Précisons également que les insecticides ont été bannis de notre exploitation depuis de nombreuses années, initiative que nous souhaitons répéter avec les herbicides. Difficile de mettre en place une telle action du jour au lendemain, cependant. Il est tout d’abord nécessaire de s’équiper de façon appropriée, car moins de désherbant signifie une herbe plus foisonnante. Or, maîtriser sa croissance est un impératif afin qu’elle n’empiète pas sur les vignes.

Le relevage, le liage et le palissage (de mai à juin)

Ca y est, la vigne s’est bien développée et les rameaux atteignent, pour certains, les 50cm. Nous nous efforçons alors de guider leur croissance par différents moyens :

Le premier relevage

Afin de maintenir droits les brins de chaque cep, nous relevons deux fils palisseurs (un de chaque côté des brins) qui se trouvaient jusque-là au sol et nous les accrochons aux piquets.
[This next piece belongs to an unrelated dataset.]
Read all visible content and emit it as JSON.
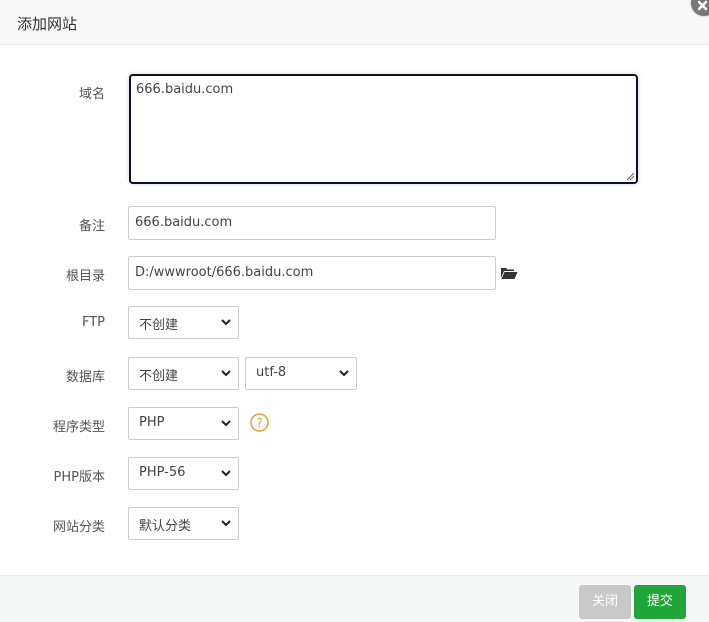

Ainsi, les plants bénéficient d’une plus grande exposition au soleil et le passage s’en trouve facilité, notamment pour le travail du tracteur enjambeur.

Nous répéterons cette étape lorsque les vignes de notre domaine viticole, près de Reims, auront à nouveau gagné en volume.

Le liage des pieds ou le relevage des fils de pieds

Non seulement, les brins situés en hauteur ont bien grandi, mais ceux du pied également ! Alors, pour éviter qu’ils ne trainent par terre et que l'enjambeur ne les écrase, nous les relevons selon deux méthodes possibles :

  • L’utilisation d’une ficelle similaire au liage des sarments ;
  • L’utilisation de fils de pieds.

Nous utilisons le même principe que le relevage. Nous les relevons et les accrochons aux piquets.

Le deuxième relevage

La pousse de la vigne est très active en ce mois de juin. La vigne ne cesse de croître et nous passons de nouveau dans les routes de vignes pour relever encore plus haut les fils palisseurs.

Le palissage

Maintenant que la vigne est droite, il ne nous reste plus qu’à répartir le feuillage. C’est l’objectif même du palissage : séparer les ceps en appliquant des agrafes sur les fils palisseurs et ordonner les brins. Cette action permet une meilleure aération du feuillage, ce qui favorise l’activité photosynthétique et limite l’humidité au niveau des grappes de raisins, luttant ainsi contre le développement du botrytis (la pourriture).

Cette période coïncide en outre avec la floraison de la vigne. Et, parfois, en palissant, nous faisons d'agréables découvertes au cœur même de notre vignoble, près de Reims :

Le rognage (de juillet jusqu’aux vendanges)

Limitant la hauteur des brins, le rognage est réalisé soit à la main avec une cisaille, soit à l’enjambeur avec une rogneuse fixée à l’avant du tracteur. Essentielle, cette opération présente plusieurs intérêts : limiter la hauteur des brins pour garder assez de feuilles pour la photosynthèse.